JPMorgan: Strategic Deleveraging in Equities and ETFs Continues, Posing Short-Term Headwinds
Claire Weston
JPMorgan's latest report says strategic deleveraging across global equities and ETFs, under way since June, is still running — and analyst Panigirtzoglou warns it will keep pressing on stocks in the near term.
What does "strategic deleveraging" actually mean?
JPMorgan's *Flows & Liquidity* report shows global investor leverage is going through a normalization adjustment.
In plain terms = investors had been borrowing heavily to buy stocks and ETFs; now they are actively dialing that borrowed exposure back down.
The deleveraging is concentrated in equities and ETFs and is described as "strategic" — not a panic sell-off, but a deliberate, planned reduction.
When did this start?
The report states clearly that the deleveraging process kicked off in June and is still ongoing.

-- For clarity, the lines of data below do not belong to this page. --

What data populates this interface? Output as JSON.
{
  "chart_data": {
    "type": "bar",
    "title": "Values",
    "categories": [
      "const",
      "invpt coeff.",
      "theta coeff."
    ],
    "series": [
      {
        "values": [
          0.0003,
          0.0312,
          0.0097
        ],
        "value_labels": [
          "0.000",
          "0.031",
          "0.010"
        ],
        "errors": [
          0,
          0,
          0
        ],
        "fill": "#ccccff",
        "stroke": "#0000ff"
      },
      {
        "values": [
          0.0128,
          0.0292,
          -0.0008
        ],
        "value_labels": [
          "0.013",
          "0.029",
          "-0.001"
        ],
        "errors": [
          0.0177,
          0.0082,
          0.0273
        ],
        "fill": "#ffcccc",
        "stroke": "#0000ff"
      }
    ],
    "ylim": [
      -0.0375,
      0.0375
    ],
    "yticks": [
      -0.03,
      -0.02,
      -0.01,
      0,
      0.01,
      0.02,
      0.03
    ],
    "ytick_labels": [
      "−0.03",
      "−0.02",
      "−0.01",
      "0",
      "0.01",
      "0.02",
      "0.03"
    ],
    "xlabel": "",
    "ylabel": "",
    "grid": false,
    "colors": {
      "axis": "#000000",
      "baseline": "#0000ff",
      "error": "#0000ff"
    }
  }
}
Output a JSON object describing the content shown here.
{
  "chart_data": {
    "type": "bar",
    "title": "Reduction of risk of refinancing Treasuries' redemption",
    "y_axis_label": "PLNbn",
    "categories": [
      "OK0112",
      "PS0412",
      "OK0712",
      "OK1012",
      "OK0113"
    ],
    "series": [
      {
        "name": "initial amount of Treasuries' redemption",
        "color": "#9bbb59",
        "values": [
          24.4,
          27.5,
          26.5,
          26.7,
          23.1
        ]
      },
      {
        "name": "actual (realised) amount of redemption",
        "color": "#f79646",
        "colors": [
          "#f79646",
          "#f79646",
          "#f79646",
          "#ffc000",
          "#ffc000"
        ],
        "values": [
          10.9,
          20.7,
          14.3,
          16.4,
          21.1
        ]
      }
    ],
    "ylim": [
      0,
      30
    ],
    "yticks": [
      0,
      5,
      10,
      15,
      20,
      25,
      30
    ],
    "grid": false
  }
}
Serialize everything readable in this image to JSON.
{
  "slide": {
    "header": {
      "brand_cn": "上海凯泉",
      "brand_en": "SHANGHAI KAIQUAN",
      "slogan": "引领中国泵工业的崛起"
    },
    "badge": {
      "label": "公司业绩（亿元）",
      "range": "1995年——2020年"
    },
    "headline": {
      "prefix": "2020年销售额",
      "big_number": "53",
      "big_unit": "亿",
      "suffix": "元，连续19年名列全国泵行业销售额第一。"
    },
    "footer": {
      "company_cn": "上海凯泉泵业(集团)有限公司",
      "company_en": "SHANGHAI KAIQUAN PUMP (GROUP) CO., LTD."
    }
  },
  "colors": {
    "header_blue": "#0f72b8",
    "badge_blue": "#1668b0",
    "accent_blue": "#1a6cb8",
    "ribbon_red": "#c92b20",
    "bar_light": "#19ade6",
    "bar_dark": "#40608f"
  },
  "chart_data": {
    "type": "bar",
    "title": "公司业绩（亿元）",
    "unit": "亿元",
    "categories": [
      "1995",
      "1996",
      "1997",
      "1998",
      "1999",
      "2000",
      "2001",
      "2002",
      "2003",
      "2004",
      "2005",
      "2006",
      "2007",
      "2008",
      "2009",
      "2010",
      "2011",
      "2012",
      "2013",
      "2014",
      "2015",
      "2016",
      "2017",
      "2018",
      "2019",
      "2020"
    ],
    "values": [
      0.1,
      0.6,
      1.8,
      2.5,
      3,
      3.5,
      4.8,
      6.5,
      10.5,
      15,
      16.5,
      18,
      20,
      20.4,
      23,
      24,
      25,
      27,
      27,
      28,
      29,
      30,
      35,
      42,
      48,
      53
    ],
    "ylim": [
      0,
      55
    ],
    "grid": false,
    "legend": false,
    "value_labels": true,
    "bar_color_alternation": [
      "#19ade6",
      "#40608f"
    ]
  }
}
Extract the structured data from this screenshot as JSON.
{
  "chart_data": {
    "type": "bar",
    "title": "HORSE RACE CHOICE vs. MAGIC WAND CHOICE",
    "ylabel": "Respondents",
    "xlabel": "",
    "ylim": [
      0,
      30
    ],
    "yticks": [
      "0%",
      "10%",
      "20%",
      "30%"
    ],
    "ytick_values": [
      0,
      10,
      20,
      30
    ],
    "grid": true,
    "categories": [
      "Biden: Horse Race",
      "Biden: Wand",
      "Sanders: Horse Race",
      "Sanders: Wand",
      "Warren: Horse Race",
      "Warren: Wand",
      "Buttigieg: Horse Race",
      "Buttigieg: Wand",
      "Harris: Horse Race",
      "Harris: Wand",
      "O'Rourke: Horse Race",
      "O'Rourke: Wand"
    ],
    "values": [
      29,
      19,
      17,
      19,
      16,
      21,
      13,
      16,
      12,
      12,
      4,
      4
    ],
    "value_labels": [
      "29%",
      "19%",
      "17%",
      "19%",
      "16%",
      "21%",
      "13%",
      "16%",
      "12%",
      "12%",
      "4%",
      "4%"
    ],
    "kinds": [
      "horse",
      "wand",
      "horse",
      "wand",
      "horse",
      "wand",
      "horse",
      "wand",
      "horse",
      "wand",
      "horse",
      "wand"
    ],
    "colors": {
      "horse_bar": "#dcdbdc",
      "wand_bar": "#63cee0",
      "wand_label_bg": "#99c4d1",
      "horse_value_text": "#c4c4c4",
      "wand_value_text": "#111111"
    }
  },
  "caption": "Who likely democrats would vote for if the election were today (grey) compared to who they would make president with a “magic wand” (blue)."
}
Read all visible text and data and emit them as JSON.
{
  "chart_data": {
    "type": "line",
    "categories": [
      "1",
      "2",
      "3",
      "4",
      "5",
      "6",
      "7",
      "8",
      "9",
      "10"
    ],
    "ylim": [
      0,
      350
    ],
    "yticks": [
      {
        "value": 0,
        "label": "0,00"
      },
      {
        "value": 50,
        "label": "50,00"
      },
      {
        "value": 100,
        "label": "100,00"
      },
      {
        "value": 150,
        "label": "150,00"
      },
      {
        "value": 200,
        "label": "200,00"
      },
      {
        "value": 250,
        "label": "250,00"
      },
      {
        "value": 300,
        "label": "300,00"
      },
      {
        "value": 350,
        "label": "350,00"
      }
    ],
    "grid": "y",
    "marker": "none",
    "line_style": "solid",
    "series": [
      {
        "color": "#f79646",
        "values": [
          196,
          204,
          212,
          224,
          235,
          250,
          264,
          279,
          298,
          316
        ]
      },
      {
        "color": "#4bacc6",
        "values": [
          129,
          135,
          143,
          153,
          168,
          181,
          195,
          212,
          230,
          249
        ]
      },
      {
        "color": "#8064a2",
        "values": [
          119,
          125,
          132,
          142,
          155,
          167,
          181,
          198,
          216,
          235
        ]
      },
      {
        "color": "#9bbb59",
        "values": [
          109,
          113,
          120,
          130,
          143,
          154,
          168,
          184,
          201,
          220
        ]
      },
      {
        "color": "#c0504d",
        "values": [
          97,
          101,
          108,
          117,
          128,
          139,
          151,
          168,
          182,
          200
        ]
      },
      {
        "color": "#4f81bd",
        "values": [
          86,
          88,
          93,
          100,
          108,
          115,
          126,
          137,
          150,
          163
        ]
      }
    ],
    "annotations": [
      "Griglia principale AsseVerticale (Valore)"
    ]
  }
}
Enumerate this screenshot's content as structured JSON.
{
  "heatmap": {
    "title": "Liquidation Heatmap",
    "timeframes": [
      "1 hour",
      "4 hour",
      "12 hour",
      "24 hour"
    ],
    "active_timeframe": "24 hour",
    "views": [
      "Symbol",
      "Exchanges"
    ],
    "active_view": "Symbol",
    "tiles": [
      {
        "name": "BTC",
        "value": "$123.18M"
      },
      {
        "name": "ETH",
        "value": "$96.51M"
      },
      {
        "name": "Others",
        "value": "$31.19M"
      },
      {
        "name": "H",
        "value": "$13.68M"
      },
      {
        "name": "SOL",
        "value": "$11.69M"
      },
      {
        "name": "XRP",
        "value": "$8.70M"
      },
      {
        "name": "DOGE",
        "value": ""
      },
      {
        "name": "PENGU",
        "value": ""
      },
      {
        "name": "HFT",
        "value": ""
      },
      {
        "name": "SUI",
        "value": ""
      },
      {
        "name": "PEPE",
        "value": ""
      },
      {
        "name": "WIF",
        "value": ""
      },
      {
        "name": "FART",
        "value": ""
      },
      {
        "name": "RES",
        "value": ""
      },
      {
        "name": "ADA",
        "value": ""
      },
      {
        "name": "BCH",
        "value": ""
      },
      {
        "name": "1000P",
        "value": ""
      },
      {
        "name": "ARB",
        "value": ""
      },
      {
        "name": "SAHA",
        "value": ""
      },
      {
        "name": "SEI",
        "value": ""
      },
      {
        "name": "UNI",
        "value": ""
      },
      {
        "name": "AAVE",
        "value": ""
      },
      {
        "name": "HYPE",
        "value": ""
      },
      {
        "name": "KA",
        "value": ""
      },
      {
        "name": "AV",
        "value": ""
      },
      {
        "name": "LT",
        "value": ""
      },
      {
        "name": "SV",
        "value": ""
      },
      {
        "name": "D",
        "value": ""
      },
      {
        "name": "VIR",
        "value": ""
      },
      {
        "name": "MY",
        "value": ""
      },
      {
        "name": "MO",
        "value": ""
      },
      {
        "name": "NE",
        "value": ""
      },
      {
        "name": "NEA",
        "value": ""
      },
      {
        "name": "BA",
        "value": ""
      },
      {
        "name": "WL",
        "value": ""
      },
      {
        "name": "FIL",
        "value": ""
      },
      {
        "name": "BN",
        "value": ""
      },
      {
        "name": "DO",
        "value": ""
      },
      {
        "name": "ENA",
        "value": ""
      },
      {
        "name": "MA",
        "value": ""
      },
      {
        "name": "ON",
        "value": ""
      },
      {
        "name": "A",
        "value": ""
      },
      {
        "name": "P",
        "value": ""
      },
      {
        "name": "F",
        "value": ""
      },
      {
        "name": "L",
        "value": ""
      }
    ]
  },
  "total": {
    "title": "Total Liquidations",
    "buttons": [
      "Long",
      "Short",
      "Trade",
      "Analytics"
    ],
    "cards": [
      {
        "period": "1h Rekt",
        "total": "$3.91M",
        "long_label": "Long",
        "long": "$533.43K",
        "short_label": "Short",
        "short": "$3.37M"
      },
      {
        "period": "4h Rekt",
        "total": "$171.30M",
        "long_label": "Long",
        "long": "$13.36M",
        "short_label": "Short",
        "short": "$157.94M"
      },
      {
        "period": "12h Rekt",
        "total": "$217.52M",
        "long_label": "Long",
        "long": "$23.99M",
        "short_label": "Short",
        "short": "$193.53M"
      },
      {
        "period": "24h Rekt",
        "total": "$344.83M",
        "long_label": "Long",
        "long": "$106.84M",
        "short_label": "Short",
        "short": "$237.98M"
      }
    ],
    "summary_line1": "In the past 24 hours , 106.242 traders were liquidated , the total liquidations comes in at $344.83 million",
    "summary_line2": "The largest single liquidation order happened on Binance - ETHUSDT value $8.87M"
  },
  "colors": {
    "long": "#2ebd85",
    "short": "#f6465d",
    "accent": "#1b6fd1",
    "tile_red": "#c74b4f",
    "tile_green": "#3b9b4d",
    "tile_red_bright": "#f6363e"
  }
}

This means → the market did not suffer a sudden shock; it entered a measured, rolling de-risking cycle.
Analyst Nikolaos Panigirtzoglou, the report's author, made the call explicitly.
What does it mean for equities?
Panigirtzoglou says the deleveraging will keep tactically weighing on stocks.
This means → the near-term question is not whether equities will crash, but that the fuel for further gains is being steadily drained.
In plain terms = leveraged money is one engine of rising stock prices; that engine is now being deliberately throttled, making any rally harder to sustain.
Content is for reference only, not financial advice.